Ella vivía en una casa rural en Palo Negro, Edo. Aragua. Cuando era una niña, del campo también, ella jugaba mucho en las matas de mangos con sus hermanos. Una vez estaban jugando a la iguana, un juego que consiste en tirarle piedritas o cositas al que esté en el árbol, sí. Como si estuvieras cazando a una iguana de verdad. Aquella vez era a su hermano mayor al que le había tocado el turno de subir y sin querer esa rama estaba podrida y ¡Tas!, se rompió la rama y el cayó en seco al suelo. Todos salieron corriendo a buscar a su mamá, y luego de una regañada, se fueron. Aunque al día siguiente, y el resto del año siguieron jugando en la mata. Mientras crecía desde ser una niña a ser una mujer, ella le guardó siempre amor a su mata de mango.

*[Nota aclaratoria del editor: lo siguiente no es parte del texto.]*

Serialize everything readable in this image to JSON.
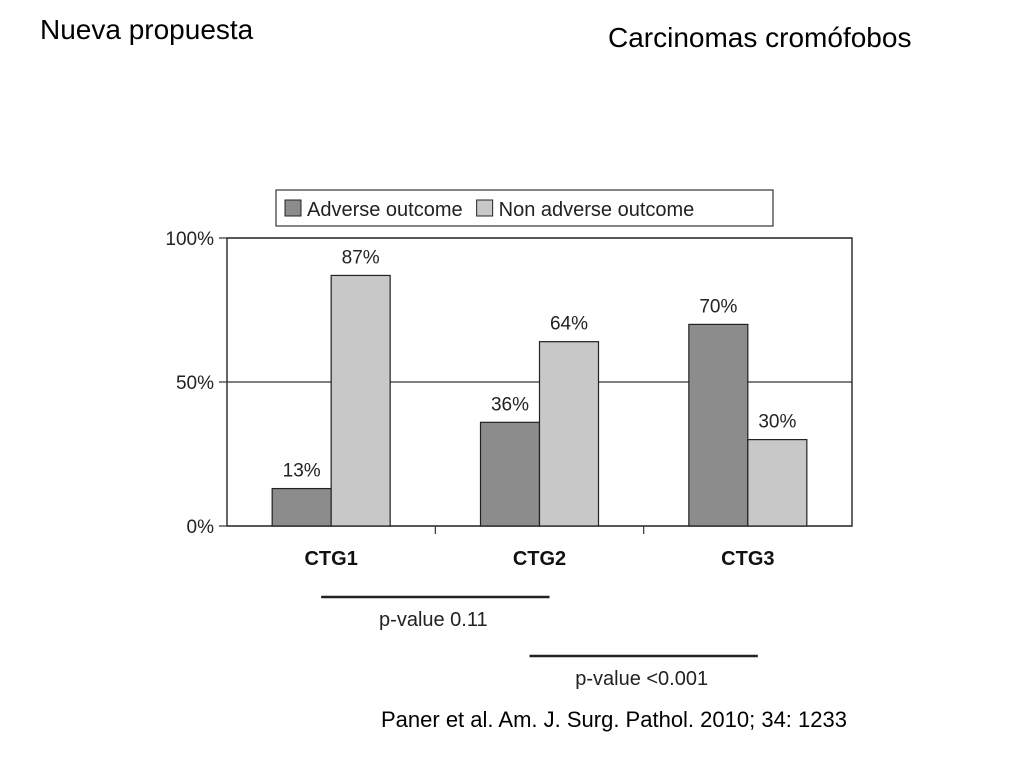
{
  "slide": {
    "title_left": "Nueva propuesta",
    "title_right": "Carcinomas cromófobos",
    "citation": "Paner et al.  Am. J. Surg. Pathol. 2010; 34: 1233"
  },
  "chart_data": {
    "type": "bar",
    "categories": [
      "CTG1",
      "CTG2",
      "CTG3"
    ],
    "series": [
      {
        "name": "Adverse outcome",
        "values": [
          13,
          36,
          70
        ],
        "labels": [
          "13%",
          "36%",
          "70%"
        ],
        "color": "#8c8c8c"
      },
      {
        "name": "Non adverse outcome",
        "values": [
          87,
          64,
          30
        ],
        "labels": [
          "87%",
          "64%",
          "30%"
        ],
        "color": "#c8c8c8"
      }
    ],
    "ylim": [
      0,
      100
    ],
    "yticks": [
      {
        "value": 0,
        "label": "0%"
      },
      {
        "value": 50,
        "label": "50%"
      },
      {
        "value": 100,
        "label": "100%"
      }
    ],
    "grid": true,
    "legend": "top",
    "annotations": [
      {
        "text": "p-value 0.11",
        "from": "CTG1",
        "to": "CTG2"
      },
      {
        "text": "p-value <0.001",
        "from": "CTG2",
        "to": "CTG3"
      }
    ]
  }
}
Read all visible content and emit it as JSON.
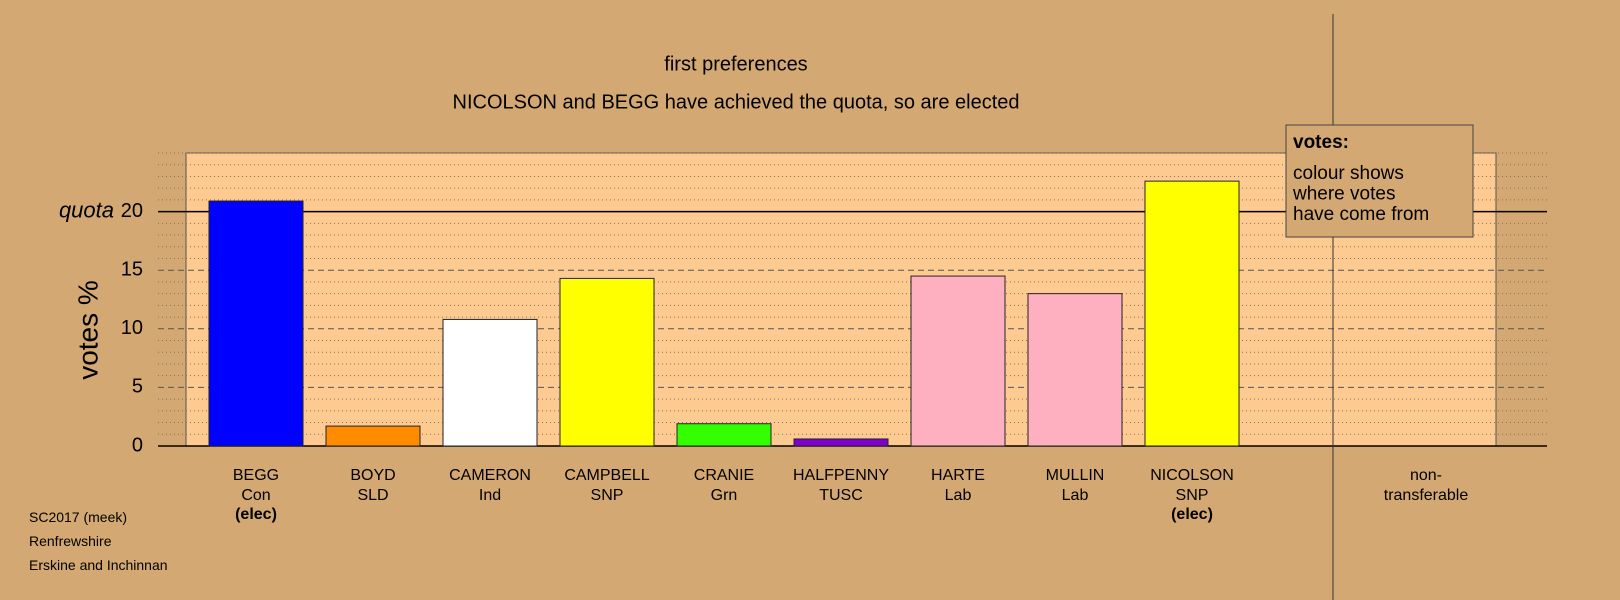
{
  "chart_data": {
    "type": "bar",
    "title": "first preferences",
    "subtitle": "NICOLSON and BEGG have achieved the quota, so are elected",
    "y_label": "votes %",
    "categories": [
      "BEGG",
      "BOYD",
      "CAMERON",
      "CAMPBELL",
      "CRANIE",
      "HALFPENNY",
      "HARTE",
      "MULLIN",
      "NICOLSON",
      "non-transferable"
    ],
    "parties": [
      "Con",
      "SLD",
      "Ind",
      "SNP",
      "Grn",
      "TUSC",
      "Lab",
      "Lab",
      "SNP",
      null
    ],
    "status": [
      "(elec)",
      null,
      null,
      null,
      null,
      null,
      null,
      null,
      "(elec)",
      null
    ],
    "values": [
      20.9,
      1.7,
      10.8,
      14.3,
      1.9,
      0.6,
      14.5,
      13.0,
      22.6,
      0
    ],
    "colors": [
      "#0000ff",
      "#ff8c00",
      "#ffffff",
      "#ffff00",
      "#33ff00",
      "#8000d0",
      "#ffb0c0",
      "#ffb0c0",
      "#ffff00",
      null
    ],
    "ylim": [
      0,
      25
    ],
    "yticks": [
      0,
      5,
      10,
      15,
      20
    ],
    "minor_yticks": [
      1,
      2,
      3,
      4,
      6,
      7,
      8,
      9,
      11,
      12,
      13,
      14,
      16,
      17,
      18,
      19,
      21,
      22,
      23,
      24,
      25
    ],
    "quota": 20,
    "quota_label": "quota",
    "legend": {
      "title": "votes:",
      "lines": [
        "colour shows",
        "where votes",
        "have come from"
      ]
    },
    "footer": [
      "SC2017 (meek)",
      "Renfrewshire",
      "Erskine and Inchinnan"
    ]
  }
}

Todas las tardes después de ir al liceo, ella almorzaba, se cambiaba, buscaba su mesita de plástico, prendía un bombillo que sus hermanos habían instalado allí en la mata especialmente para ella, y finalmente, se ponía a estudiar (Algunas veces a bucear al vecino, pero eso no tiene tanta importancia). Ella me dijo que esa mata la hizo entrar en la escuela de medicina, y que daba un muy buen fruto. Simplemente quería a su matica de mango, como a ninguna. Podían existir y haber todas las matas de mangos exquisitos y perfectos, frondosos e inmensos, con mil frutos y mil colores, pero ella solo amaba a esa mata. Resulta que un día, ella regresa del liceo, como siempre, y cuando almorzó, buscó su mesita de plástico y salió al patio, su mata había sido cortada. - ¡Mamá! ¡¿Qué le pasó a mi mata?!- Eso fue impactante para ella. ¿Cómo era posible que fueran tan insensibles y tan desconsiderados para cortar la mata que tanto amaba sin su permiso? Claramente no podía creerlo. Le dijeron que había sido porque las raíces de la mata habían empezado a romper las tuberías subterráneas en busca de agua, pero igual seguía molesta. ¿Acaso no se daban cuenta de los años que había pasado ella estudiando y jugando (Y buceando al vecino) en aquel árbol? ¿Solo a ella le importaba el destino de su mata? Las semanas siguientes no dirigió la palabra a su mamá, al mismo tiempo de que le costó adaptarse a estudiar en otro lugar. No había nada como su mata, que inspiraba paz y tranquilidad.

Así es como el mango marca la vida de los venezolanos. Nos conecta con ese lado sensible de la memoria y nos hace recordar y volver a vivir esas experiencias exquisitas de nuestros orígenes. Nos hace recordar quiénes somos, de dónde venimos. Nos recuerda nuestra familia, nuestros viejos amigos, nuestras mejores anécdotas, nos hace felices con su dulzura.